WASHINGTON (AP) — President Donald Trump predicted Wednesday that the Islamic State group will have lost by next week all the territory it once controlled in Iraq and Syria. He said the U.S. will not relent in fighting remnants of the extremist organization despite his decision to withdraw U.S. troops from Syria over the objections of some of his most senior national security advisers.
The president told representatives of a 79-member, U.S.-led coalition fighting IS that the militants held a tiny percentage of the vast territory they claimed as their “caliphate.”
“It should be formally announced sometime, probably next week, that we will have 100 percent of the caliphate,” Trump said.
U.S. officials have said in recent weeks that IS has lost 99.5 percent of its territory and is holding on to fewer than 5 square kilometers in Syria, or less than 2 square miles, in the villages of the Middle Euphrates River Valley, where the bulk of the fighters are concentrated.
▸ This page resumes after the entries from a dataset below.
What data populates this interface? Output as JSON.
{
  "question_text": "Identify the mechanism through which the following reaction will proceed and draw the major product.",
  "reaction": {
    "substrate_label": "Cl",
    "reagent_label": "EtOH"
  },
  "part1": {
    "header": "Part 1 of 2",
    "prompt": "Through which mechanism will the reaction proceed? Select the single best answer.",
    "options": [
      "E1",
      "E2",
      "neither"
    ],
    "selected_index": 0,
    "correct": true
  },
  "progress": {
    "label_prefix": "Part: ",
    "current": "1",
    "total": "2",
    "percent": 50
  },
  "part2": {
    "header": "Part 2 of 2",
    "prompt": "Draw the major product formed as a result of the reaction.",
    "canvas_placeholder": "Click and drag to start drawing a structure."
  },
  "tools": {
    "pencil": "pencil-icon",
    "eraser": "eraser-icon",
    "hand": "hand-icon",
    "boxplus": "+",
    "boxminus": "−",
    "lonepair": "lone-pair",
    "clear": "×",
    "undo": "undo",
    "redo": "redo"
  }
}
But there are fears the impending U.S. pullout will imperil those gains. Trump told coalition members meeting at the State Department that while “remnants” of the group were still dangerous, he was determined to bring U.S. troops home. He called on coalition members to step up and do their “fair share” in the fight against terrorism.
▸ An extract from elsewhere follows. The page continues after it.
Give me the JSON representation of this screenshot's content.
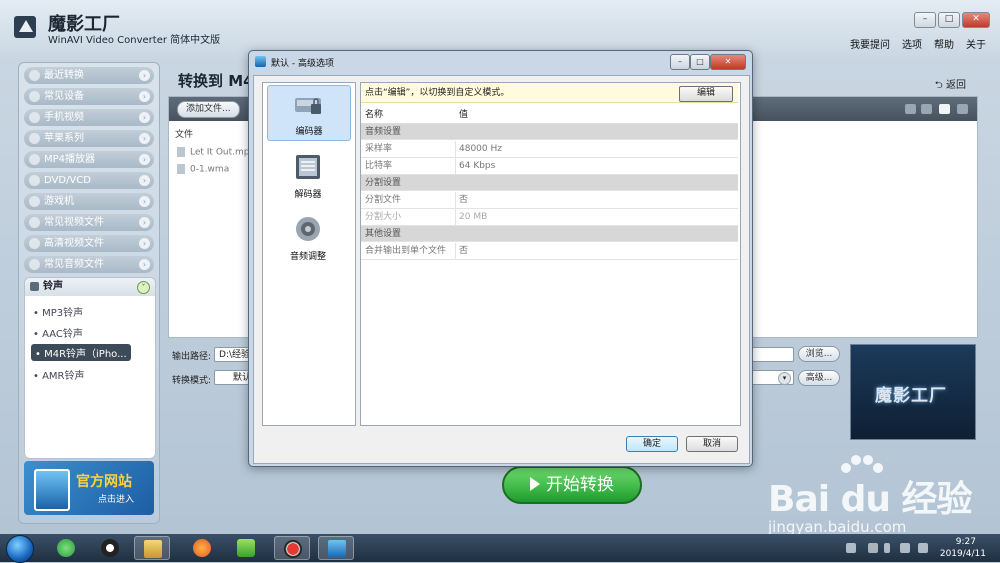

Even as Trump and Secretary of State Mike Pompeo defended the withdrawal decision, which shocked U.S. allies and led to the resignations of Defense Secretary Jim Mattis and the U.S. envoy to the anti-IS coalition, Brett McGurk, some military leaders, renewed their concerns.
While the withdrawal would fulfill a Trump goal, top military officials have pushed back for months, arguing IS remains a threat and could regroup. U.S. policy had been to keep troops in place until the extremists are completely eradicated.